L’ouvrage est un polar, un polar tout ce qu’il y a de plus classique avec un meurtre (une femme est tuée d’un coup de feu dans la nuit). Le roman se passe dans une banlieue parisienne un peu grise mais plutôt tranquille. Il y a les enquêteurs : Ludovic Marchand-Thierry, un flic expérimenté, Etienne, un jeune policier, dont le frère, nous l’avons vu souffre de schizophrénie, Alice Yekavian, ingénieure de la police scientifique, qui saura, elle, faire parler les armes, leur faire dire la vérité. Il y a Amélie, la fille unique de la victime, atteinte de schizophrénie qui s’accuse du crime mais décrit une scène incompatible avec les éléments recueillis par les enquêteurs. Il y a un CMP où un groupe de patients/usagers se retrouve chaque semaine pour un atelier Ecriture, il y a un psychiatre, un pair-aidant.
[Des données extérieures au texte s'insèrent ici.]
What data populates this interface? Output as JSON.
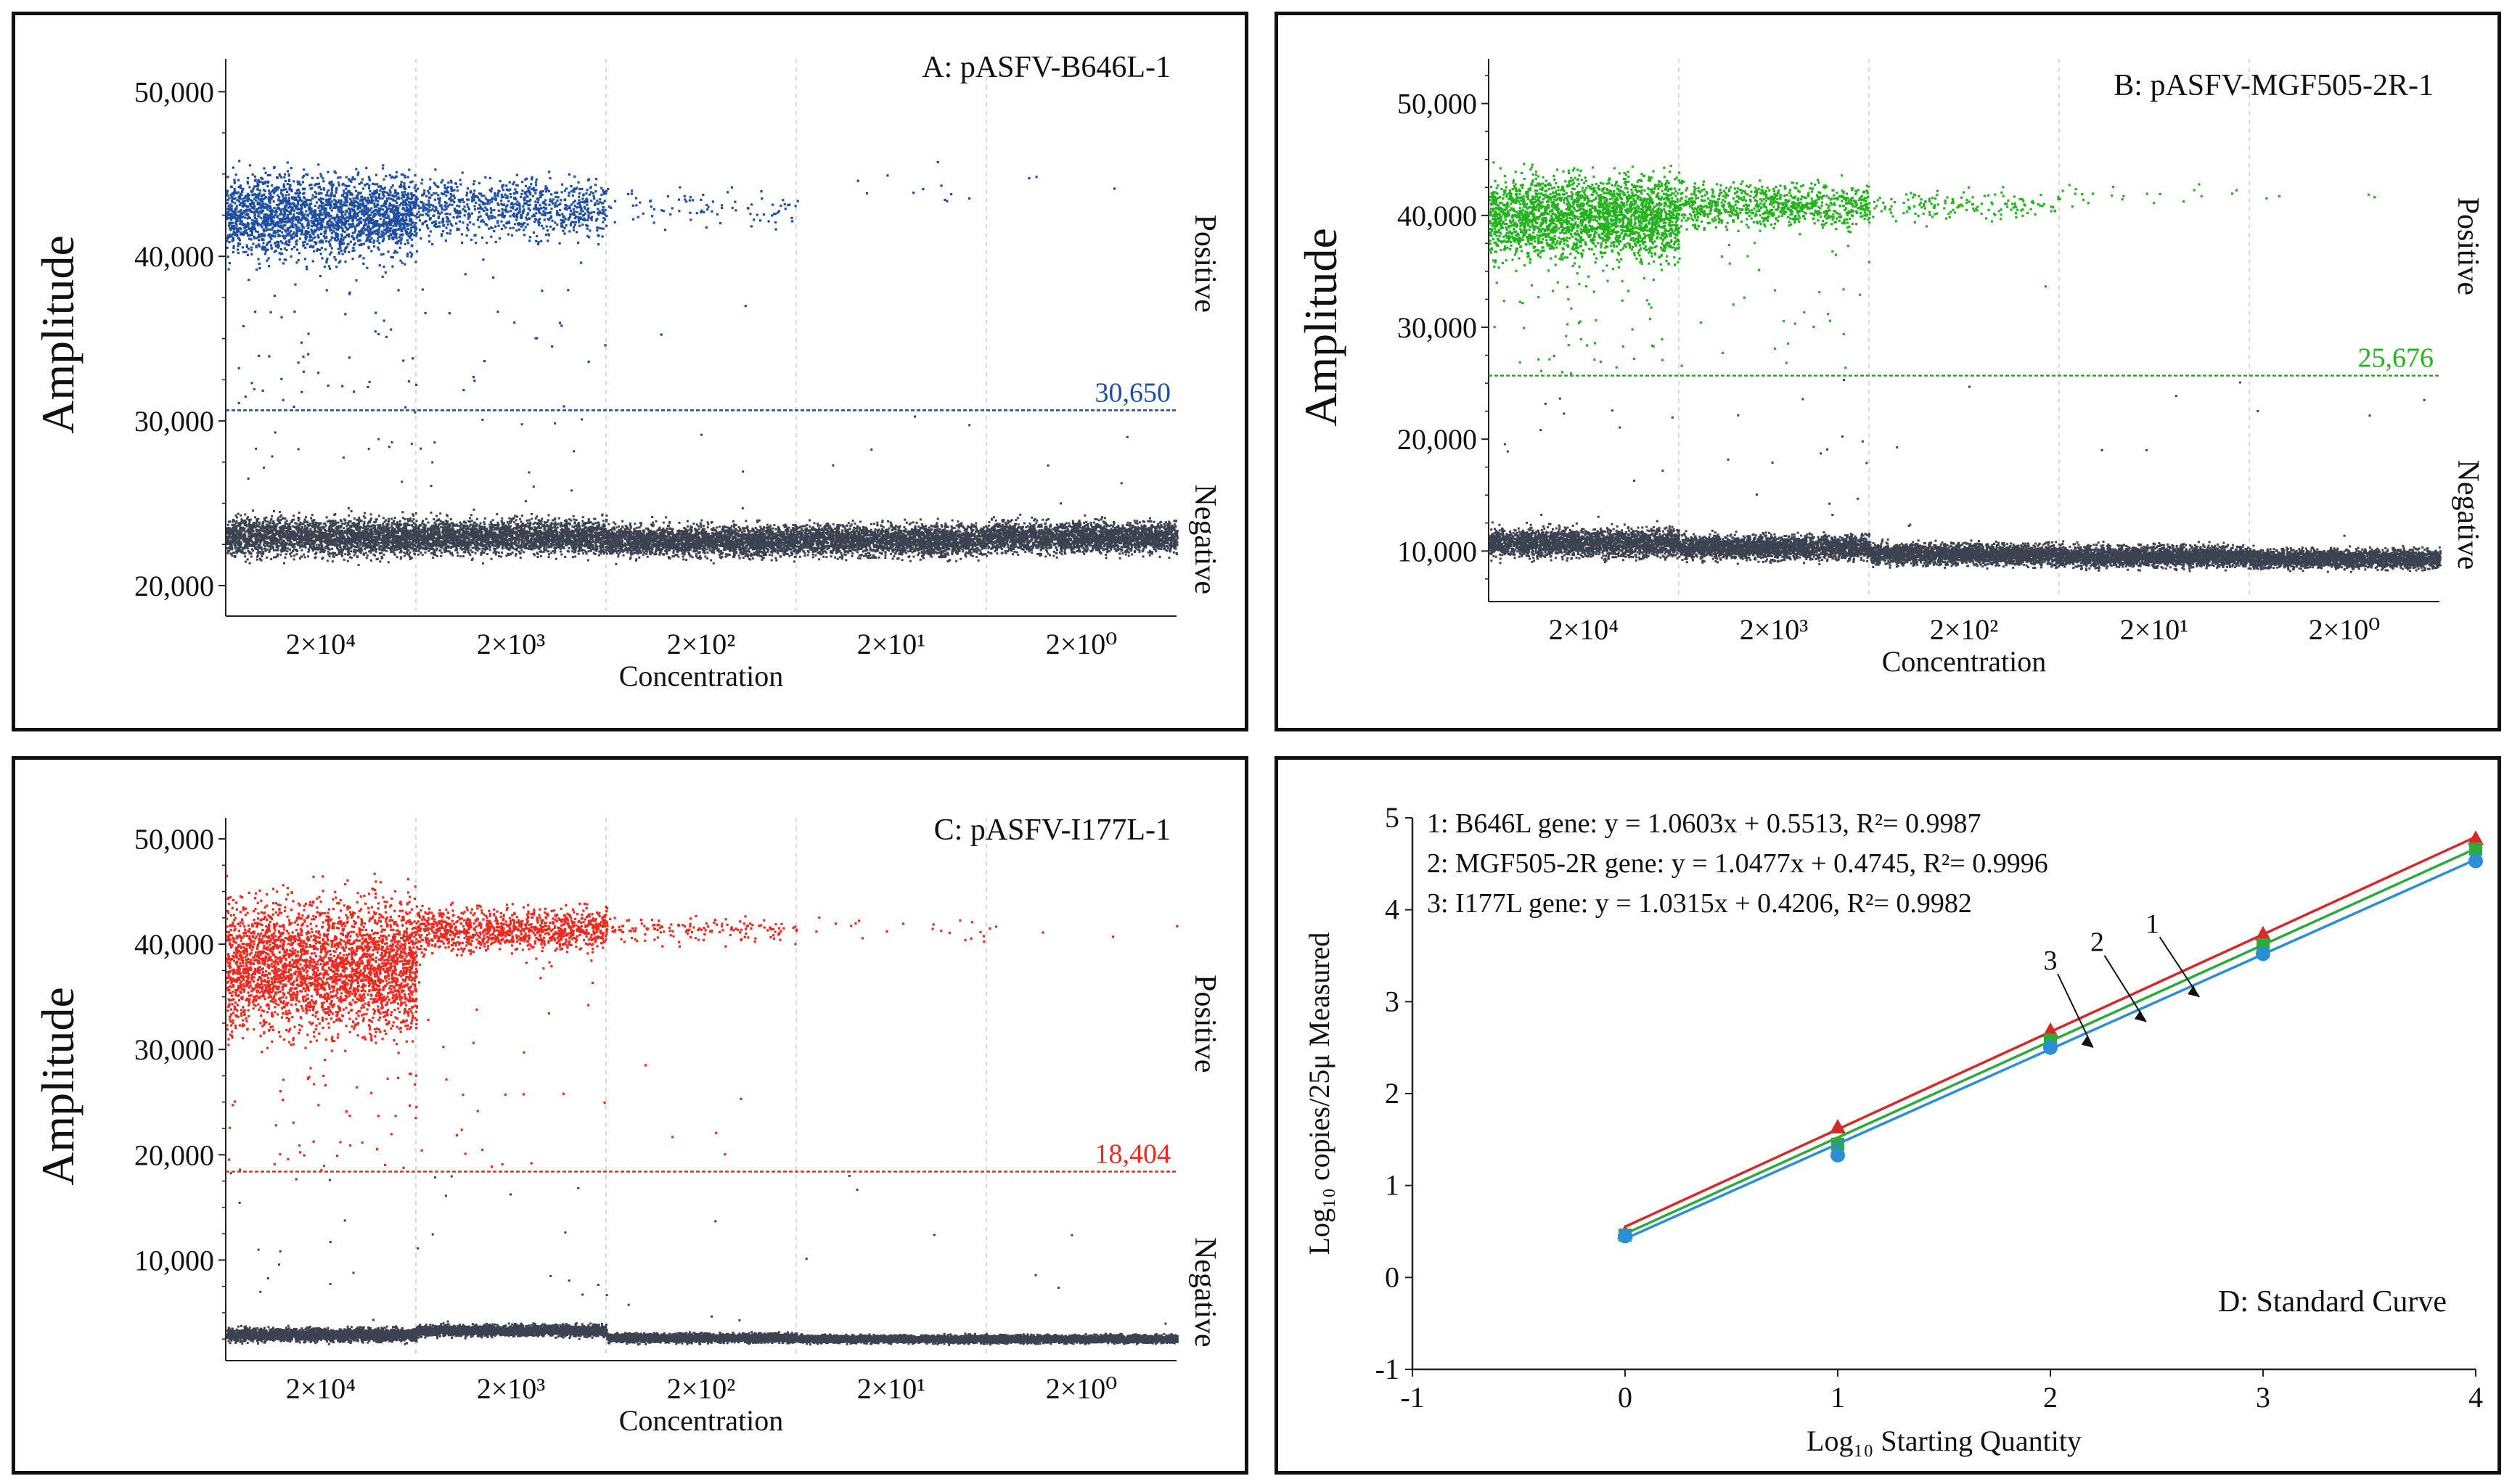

Il ne s'agit pas d'un ouvrage militant qui défendrait je ne sais quelle thèse mais d'un roman noir qui décrit la réalité sociale et psychique dans laquelle les personnages se débattent et tentent de survivre. D'abord un polar donc. Je n'en dirai pas davantage pour éviter de divulgâcher.
Allez-y voir …
Un ouvrage salutaire, comme il en existe trop peu, qui non seulement ne hurle pas avec des loups, toujours prompts à associer schizophrénie et violence, soins et enfermement mais aussi contribue à modifier l’image de la schizophrénie. Même si vous n’aimez pas les polars, achetez-le, vous ferez une bonne action et contribuerez à montrer que la schizophrénie, les troubles psychiques c’est une réalité autre que celle dépeinte par les médias et les hommes politiques qui s’en nourrissent.